Trust is not an entitlement; it is earned. Transparency and respect for the law are the surest ways for the Ballard administration to earn it.

 Lack of transparency is an invitation to suspicion and cynicism. This Administration has  repeatedly issued that invitation.

Time for Ballard to Go

The City of Indianapolis is seeking bids for a massively expensive Justice Center. This huge and complex project–which makes a lot of sense, conceptually–is being headed up by a twenty-something administrator on behalf of the Ballard Administration.

The Indianapolis Business Journal requested a copy of the Request for Proposals the City issued in July. Its request was denied, and the excuse for that denial was so ridiculous that even the Pence Administration’s public access counselor has protested.

The City is claiming that the information in a Request for Proposals is confidential. Think about that.

An RFP is supposed to be publicly distributed to any and all developers or development teams that might conceivably be interested in bidding on the project. By definition, the information it contains is public, and the IBJ–not to mention members of the City-County Council who have also been kept in the dark–are entitled to see it.

Marc Lotter, the Mayor’s spokesman, responded that the RFP was released to “three qualified bidders,” and that it would not be made public until after a successful bidder has been chosen.

Why would an honest, aboveboard administration hand-pick three bidders, and proceed to share information only with those developers? Why would it keep the terms of the proposed project secret until the City is legally committed to proceed?

The whole purpose of an RFP is to cast a wide net; to encourage genuinely competitive proposals from anyone or any team qualified to perform. “Pre-selecting” those who will be permitted to respond undercuts the entire purpose of the exercise.

At best, pre-selection of a small group of developers makes it likely that responses will be less competitive and the project will be more expensive. At worst, secrecy and pre-selection are intended to ensure that the “right” people get the City’s business.

The Justice Center is estimated to cost over $500 million dollars. Quite a plum project. When that much tax money is being spent, the need for transparency–the need for public assurance that the project is being handled ethically and in a fiscally-responsible manner– is obvious.
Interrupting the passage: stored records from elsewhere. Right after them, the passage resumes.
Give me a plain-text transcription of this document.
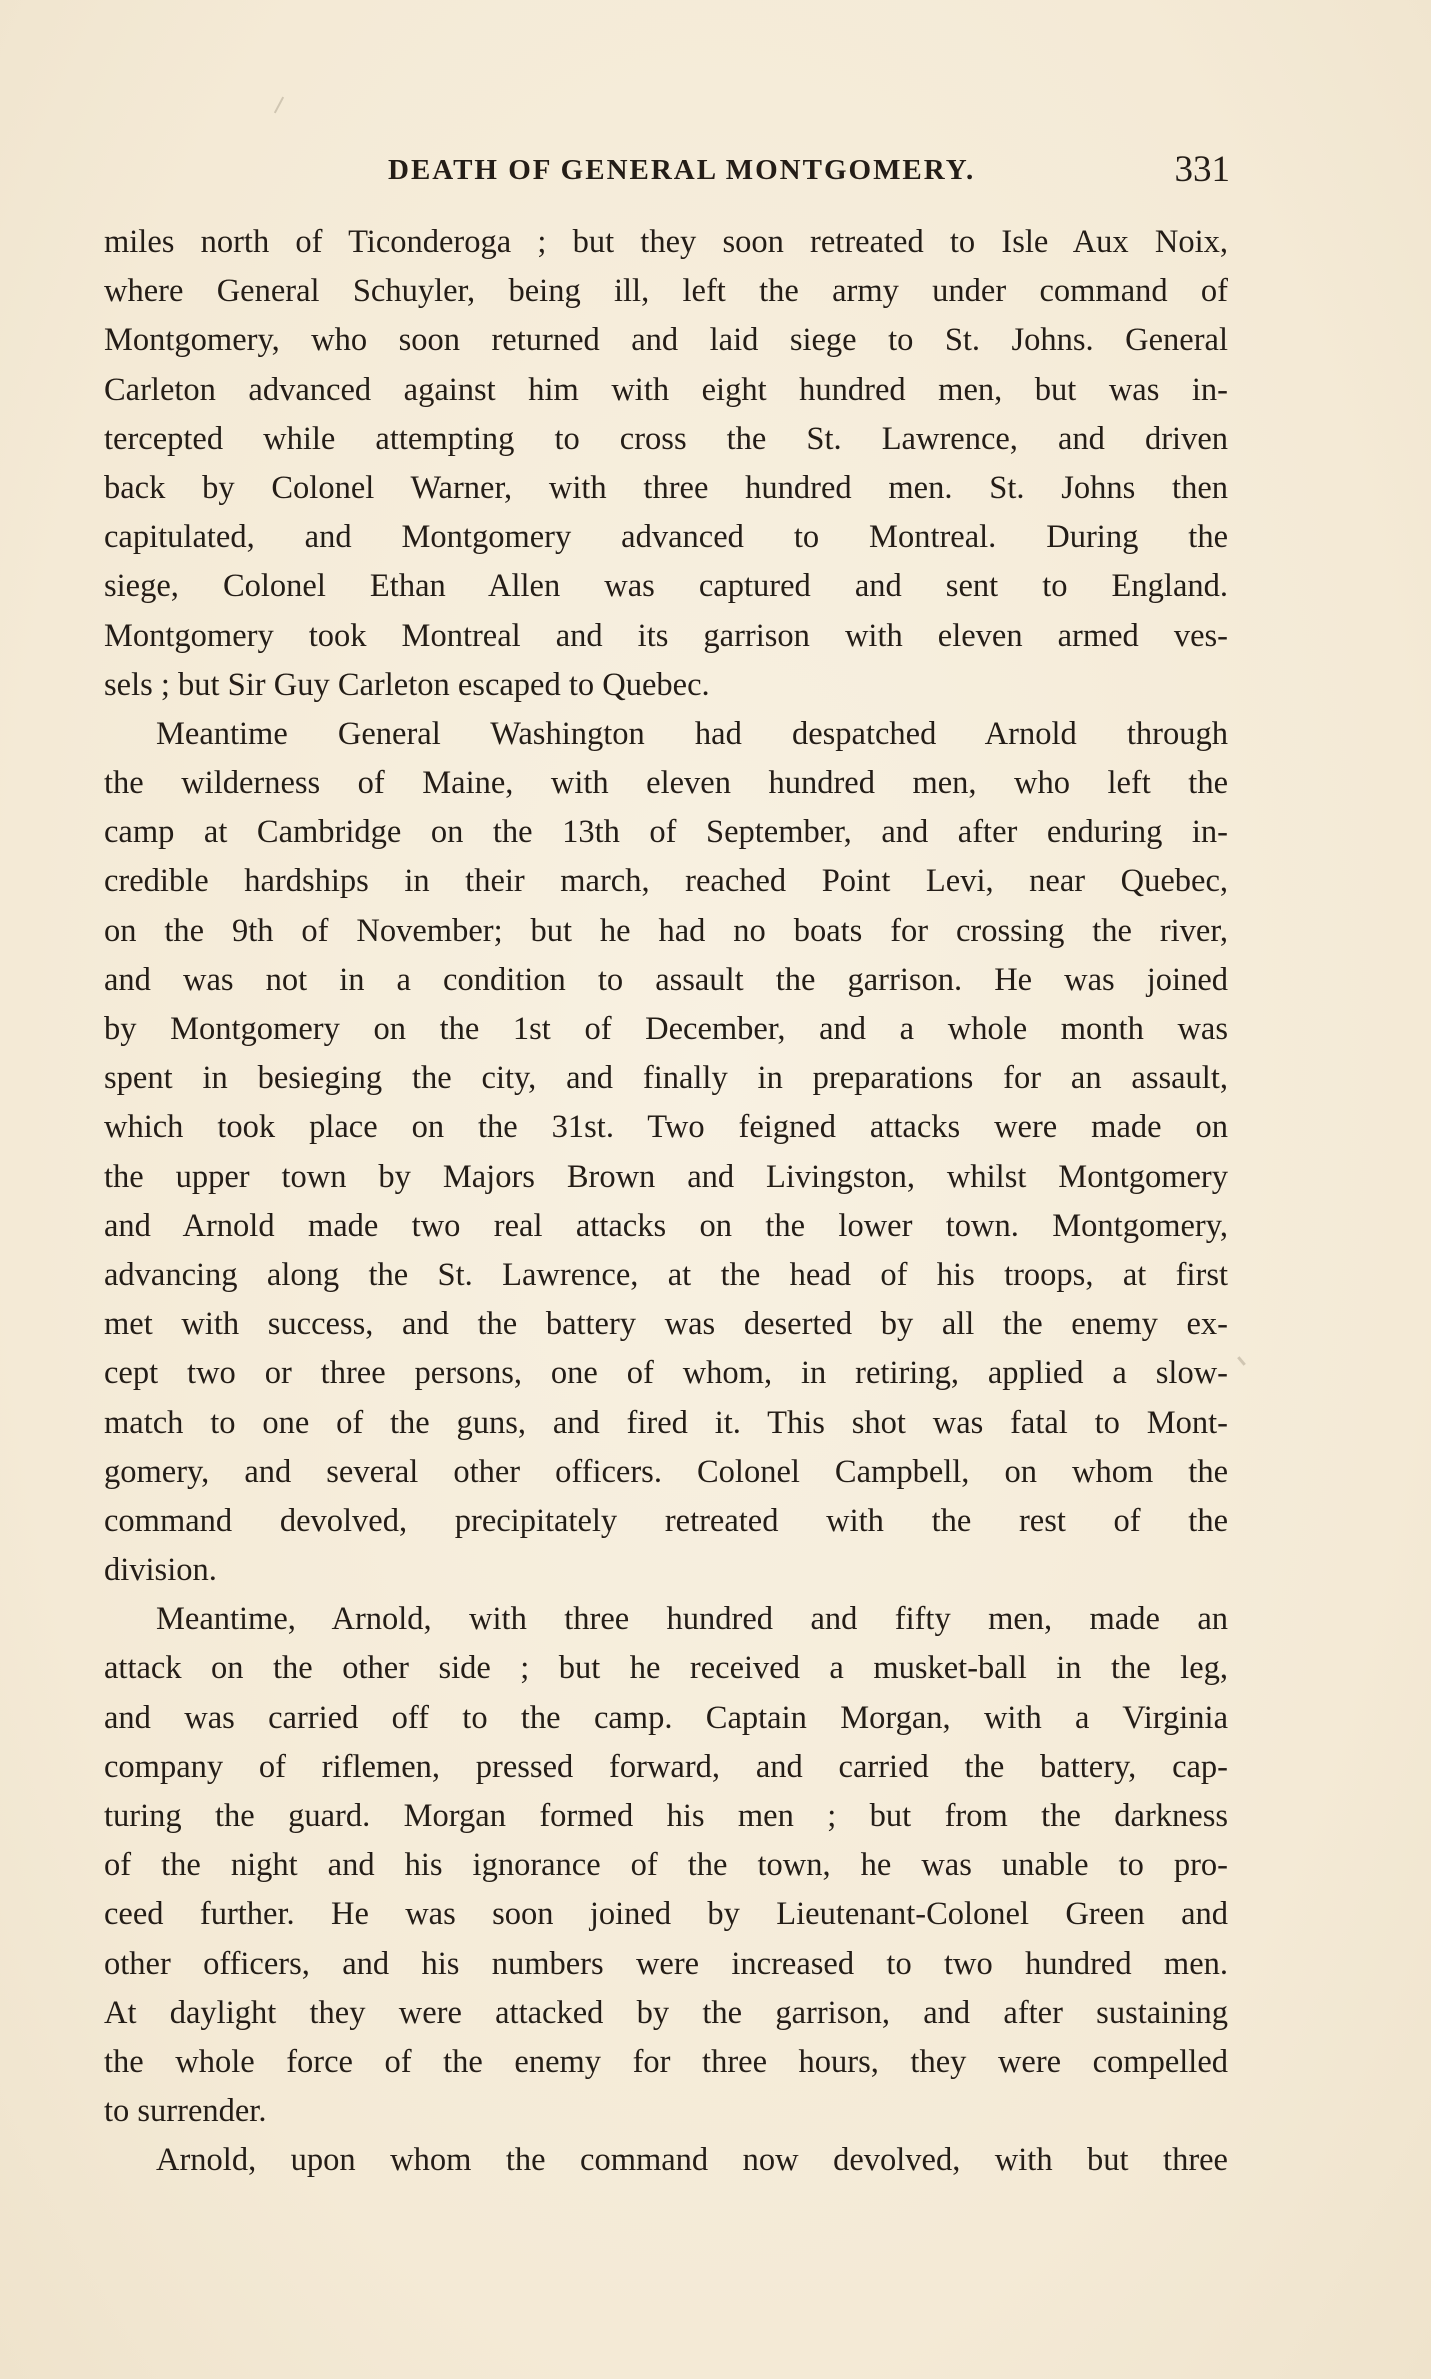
DEATH OF GENERAL MONTGOMERY.	331
miles north of Ticonderoga ; but they soon retreated to Isle Aux Noix,
where General Schuyler, being ill, left the army under command of
Montgomery, who soon returned and laid siege to St. Johns. General
Carleton advanced against him with eight hundred men, but was in-
tercepted while attempting to cross the St. Lawrence, and driven
back by Colonel Warner, with three hundred men. St. Johns then
capitulated, and Montgomery advanced to Montreal. During the
siege, Colonel Ethan Allen was captured and sent to England.
Montgomery took Montreal and its garrison with eleven armed ves-
sels ; but Sir Guy Carleton escaped to Quebec.
Meantime General Washington had despatched Arnold through
the wilderness of Maine, with eleven hundred men, who left the
camp at Cambridge on the 13th of September, and after enduring in-
credible hardships in their march, reached Point Levi, near Quebec,
on the 9th of November; but he had no boats for crossing the river,
and was not in a condition to assault the garrison. He was joined
by Montgomery on the 1st of December, and a whole month was
spent in besieging the city, and finally in preparations for an assault,
which took place on the 31st. Two feigned attacks were made on
the upper town by Majors Brown and Livingston, whilst Montgomery
and Arnold made two real attacks on the lower town. Montgomery,
advancing along the St. Lawrence, at the head of his troops, at first
met with success, and the battery was deserted by all the enemy ex-
cept two or three persons, one of whom, in retiring, applied a slow-
match to one of the guns, and fired it. This shot was fatal to Mont-
gomery, and several other officers. Colonel Campbell, on whom the
command devolved, precipitately retreated with the rest of the
division.
Meantime, Arnold, with three hundred and fifty men, made an
attack on the other side ; but he received a musket-ball in the leg,
and was carried off to the camp. Captain Morgan, with a Virginia
company of riflemen, pressed forward, and carried the battery, cap-
turing the guard. Morgan formed his men ; but from the darkness
of the night and his ignorance of the town, he was unable to pro-
ceed further. He was soon joined by Lieutenant-Colonel Green and
other officers, and his numbers were increased to two hundred men.
At daylight they were attacked by the garrison, and after sustaining
the whole force of the enemy for three hours, they were compelled
to surrender.
Arnold, upon whom the command now devolved, with but three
The City says that the RFP contained “trade secrets” necessitating secrecy. As the public access counselor noted, “If an RFP sent out into the marketplace does indeed contain trade secrets, it stands to reason that the secret is out once it goes to potential contractors.”

Unless, of course, those “secrets” are only going to one’s cronies.

Up to this point, I have attributed the many ethically dubious decisions of the Ballard Administration (the 50-year lease of our parking infrastructure, the garage no one uses in Broad Ripple, etc.) to those advising our “accidental’ Mayor, who has always seemed in over his head.

Maybe I  have underrated him. Maybe he really does know what he’s doing.

Either way–puppet or puppet master–he needs to go.